Ну, конечно, летом у нас гостят дети. Нынче летом приедет Барбара Бада отправляют в лагерь. Бывает и сложновато, но стараемся. Как же иначе? Тем более, летом на Лонг-Айленде не соскучишься. Лайза с ними отлично ладит — Салли правильно их воспитала. Да и сам Макконеги со мной очень мил. Дал мне замечательную пропись от простуды — теперь запасаюсь каждую зиму. И Джим Блейк — первый муж Лайзы, теперь мы стали с ним встречаться — вполне интересный человек. В общем, мы все ведем себя ужасно мило — милее и вежливее некуда. И я иногда думаю: а не лучше было бы, если бы кто-нибудь стал закатывать истерики и бить посуду. Это, конечно, шутка.

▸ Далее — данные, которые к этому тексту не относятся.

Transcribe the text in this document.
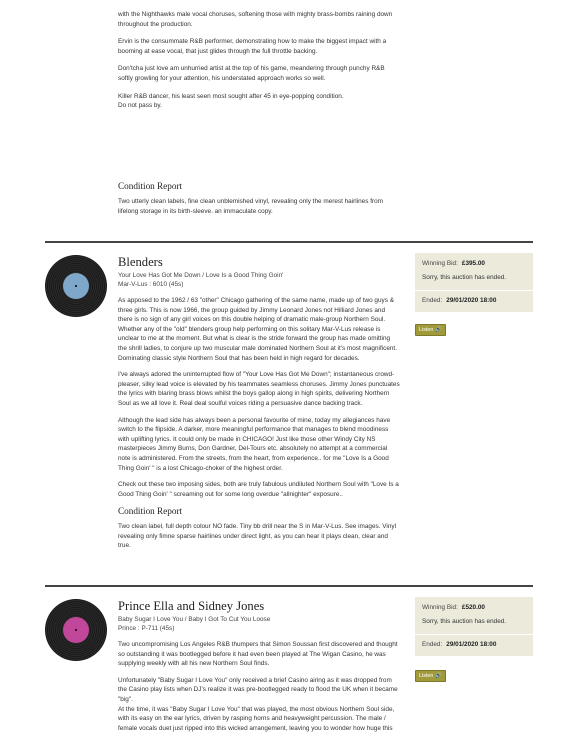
with the Nighthawks male vocal choruses, softening those with mighty brass-bombs raining down throughout the production.

Ervin is the consummate R&B performer, demonstrating how to make the biggest impact with a booming at ease vocal, that just glides through the full throttle backing.

Don'tcha just love am unhurried artist at the top of his game, meandering through punchy R&B softly growling for your attention, his understated approach works so well.

Killer R&B dancer, his least seen most sought after 45 in eye-popping condition.
Do not pass by.
Condition Report

Two utterly clean labels, fine clean unblemished vinyl, revealing only the merest hairlines from lifelong storage in its birth-sleeve. an immaculate copy.

Blenders
Your Love Has Got Me Down / Love Is a Good Thing Goin'
Mar-V-Lus : 6010 (45s)

As apposed to the 1962 / 63 "other" Chicago gathering of the same name, made up of two guys & three girls. This is now 1966, the group guided by Jimmy Leonard Jones not Hilliard Jones and there is no sign of any girl voices on this double helping of dramatic male-group Northern Soul. Whether any of the "old" blenders group help performing on this solitary Mar-V-Lus release is unclear to me at the moment. But what is clear is the stride forward the group has made omitting the shrill ladies, to conjure up two muscular male dominated Northern Soul at it's most magnificent. Dominating classic style Northern Soul that has been held in high regard for decades.

I've always adored the uninterrupted flow of "Your Love Has Got Me Down"; instantaneous crowd-pleaser, silky lead voice is elevated by his teammates seamless choruses. Jimmy Jones punctuates the lyrics with blaring brass blows whilst the boys gallop along in high spirits, delivering Northern Soul as we all love it. Real deal soulful voices riding a persuasive dance backing track.

Although the lead side has always been a personal favourite of mine, today my allegiances have switch to the flipside. A darker, more meaningful performance that manages to blend moodiness with uplifting lyrics. It could only be made in CHICAGO! Just like those other Windy City NS masterpieces Jimmy Burns, Don Gardner, Del-Tours etc. absolutely no attempt at a commercial note is administered. From the streets, from the heart, from experience.. for me "Love Is a Good Thing Goin' " is a lost Chicago-choker of the highest order.

Check out these two imposing sides, both are truly fabulous undiluted Northern Soul with "Love Is a Good Thing Goin' " screaming out for some long overdue "allnighter" exposure..

Condition Report

Two clean label, full depth colour NO fade. Tiny bb drill near the S in Mar-V-Lus. See images. Vinyl revealing only fimne sparse hairlines under direct light, as you can hear it plays clean, clear and true.

Winning Bid: £395.00
Sorry, this auction has ended.
Ended: 29/01/2020 18:00
Listen 🔊
Prince Ella and Sidney Jones
Baby Sugar I Love You / Baby I Got To Cut You Loose
Prince : P-711 (45s)

Two uncompromising Los Angeles R&B thumpers that Simon Soussan first discovered and thought so outstanding it was bootlegged before it had even been played at The Wigan Casino, he was supplying weekly with all his new Northern Soul finds.

Unfortunately "Baby Sugar I Love You" only received a brief Casino airing as it was dropped from the Casino play lists when DJ's realize it was pre-bootlegged ready to flood the UK when it became "big".
At the time, it was "Baby Sugar I Love You" that was played, the most obvious Northern Soul side, with its easy on the ear lyrics, driven by rasping horns and heavyweight percussion. The male / female vocals duet just ripped into this wicked arrangement, leaving you to wonder how huge this
Winning Bid: £520.00
Sorry, this auction has ended.
Ended: 29/01/2020 18:00
Listen 🔊
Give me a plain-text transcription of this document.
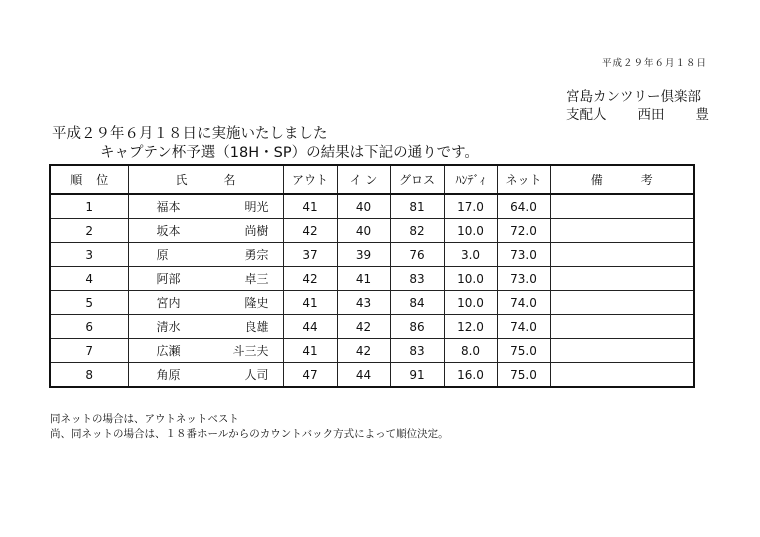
平成２９年６月１８日
宮島カンツリー倶楽部
支配人 西田 豊
平成２９年６月１８日に実施いたしました
キャプテン杯予選（18H・SP）の結果は下記の通りです。
順 位	氏 名	アウト	イ ン	グロス	ﾊﾝﾃﾞｨ	ネット	備 考

1	福本 明光	41	40	81	17.0	64.0	
2	坂本 尚樹	42	40	82	10.0	72.0	
3	原 勇宗	37	39	76	3.0	73.0	
4	阿部 卓三	42	41	83	10.0	73.0	
5	宮内 隆史	41	43	84	10.0	74.0	
6	清水 良雄	44	42	86	12.0	74.0	
7	広瀬 斗三夫	41	42	83	8.0	75.0	
8	角原 人司	47	44	91	16.0	75.0	
同ネットの場合は、アウトネットベスト
尚、同ネットの場合は、１８番ホールからのカウントバック方式によって順位決定。
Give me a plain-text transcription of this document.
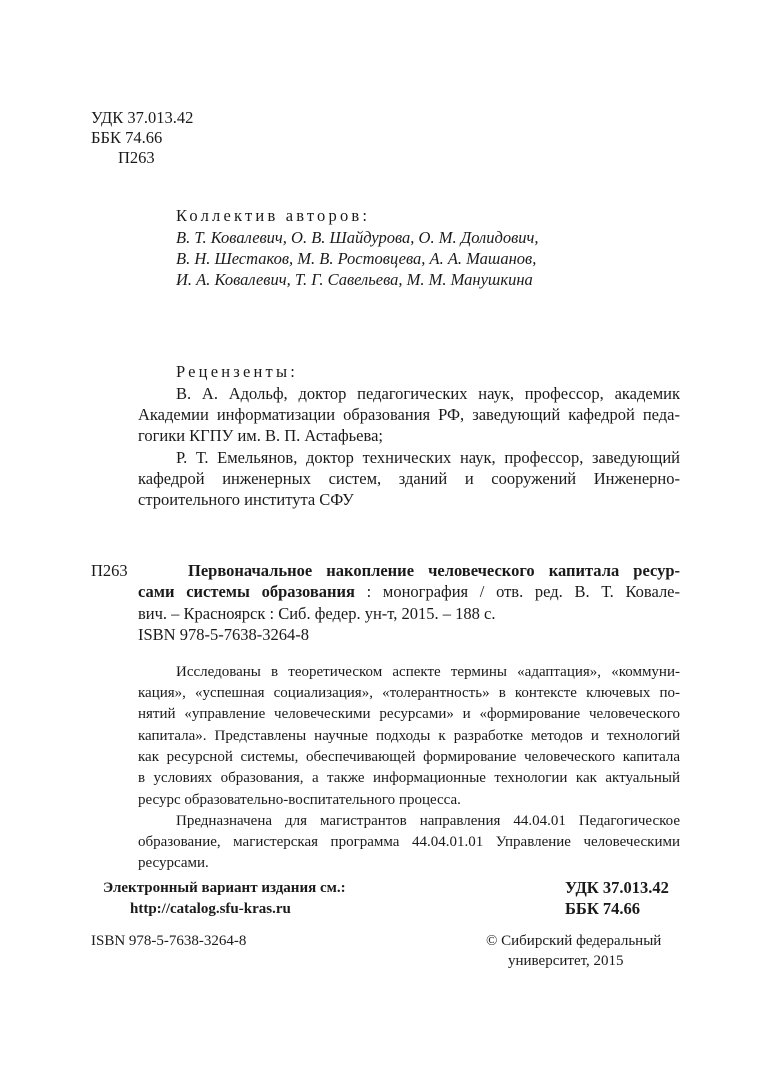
УДК 37.013.42
ББК 74.66
П263
Коллектив авторов:
В. Т. Ковалевич, О. В. Шайдурова, О. М. Долидович,
В. Н. Шестаков, М. В. Ростовцева, А. А. Машанов,
И. А. Ковалевич, Т. Г. Савельева, М. М. Манушкина
Рецензенты:
В. А. Адольф, доктор педагогических наук, профессор, академик
Академии информатизации образования РФ, заведующий кафедрой педа-
гогики КГПУ им. В. П. Астафьева;
Р. Т. Емельянов, доктор технических наук, профессор, заведующий
кафедрой инженерных систем, зданий и сооружений Инженерно-
строительного института СФУ
П263	Первоначальное накопление человеческого капитала ресур-
сами системы образования : монография / отв. ред. В. Т. Ковале-
вич. – Красноярск : Сиб. федер. ун-т, 2015. – 188 с.
ISBN 978-5-7638-3264-8
Исследованы в теоретическом аспекте термины «адаптация», «коммуни-
кация», «успешная социализация», «толерантность» в контексте ключевых по-
нятий «управление человеческими ресурсами» и «формирование человеческого
капитала». Представлены научные подходы к разработке методов и технологий
как ресурсной системы, обеспечивающей формирование человеческого капитала
в условиях образования, а также информационные технологии как актуальный
ресурс образовательно-воспитательного процесса.
Предназначена для магистрантов направления 44.04.01 Педагогическое
образование, магистерская программа 44.04.01.01 Управление человеческими
ресурсами.
Электронный вариант издания см.:
http://catalog.sfu-kras.ru
УДК 37.013.42
ББК 74.66
ISBN 978-5-7638-3264-8	© Сибирский федеральный
университет, 2015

Ты приехал к нам на выходные в Медоуфилд — может быть, не помнишь, когда Баду было месяцев шесть, а Барбара уже бегала вовсю. Дом был неплохой — если ты помнишь этот дом. В голландском колониальном стиле, и вентиль в кладовой тек. Хозяин беспрестанно чинил его и все не мог починить. А когда ты сдавал задом в гараж, надо было круто завернуть влево. Но Салли любила нашу японскую вишню, и дом был неплохой. Со временем мы думали построиться на Роуз-Хилл-род. Денег, правда, еще не было, но участок присмотрели и рисовали планы. Салли вечно забывала отметить на плане двери, и мы над этим смеялись.

Был обыкновенный вечер, ничего исключительного. После ужина мы уселись на лужайке в шезлонгах и пили Саллино пиво — это было задолго до отмены сухого закона. Шезлонги мы покрасили сами в прошлое воскресенье и очень ими гордились. Стемнело поздно, зато потом подул ветерок, а один раз Бад запищал, и Салли пошла к нему. По-моему, на ней было белое платье, летом она часто надевала белое — шло к ее голубым глазам и пшеничным волосам. Словом, вечер как вечер — и даже легли мы не поздно. Но были все вместе. И если бы ты мне сказал, что через три года у нас обоих будут новые семьи, я бы решил, что ты бредишь.

Потом ты уехал на Запад, помнишь? — мы проводили тебя до поезда. Все происходило уже без тебя… и, честно говоря, я сам не припомню, когда мы начали встречаться с Блейками. Они тогда поселились в Медоуфилде, но мы с ними не были знакомы.

Джим Блейк был из тех симпатичных, очень некрасивых мужчин, которые носят стальные очки, преуспевают в юриспруденции и никогда не выглядят ни молодыми, ни старыми. А Лайза была… Лайза. Она смуглая, знаешь, и ей очень идет загар. Она первой у нас стала носить настоящий купальный костюм и пить томатный сок, когда все пили коктейли. Она была очень хорошенькая, очень занятная — всегда масса затей. У них часто бывали гости.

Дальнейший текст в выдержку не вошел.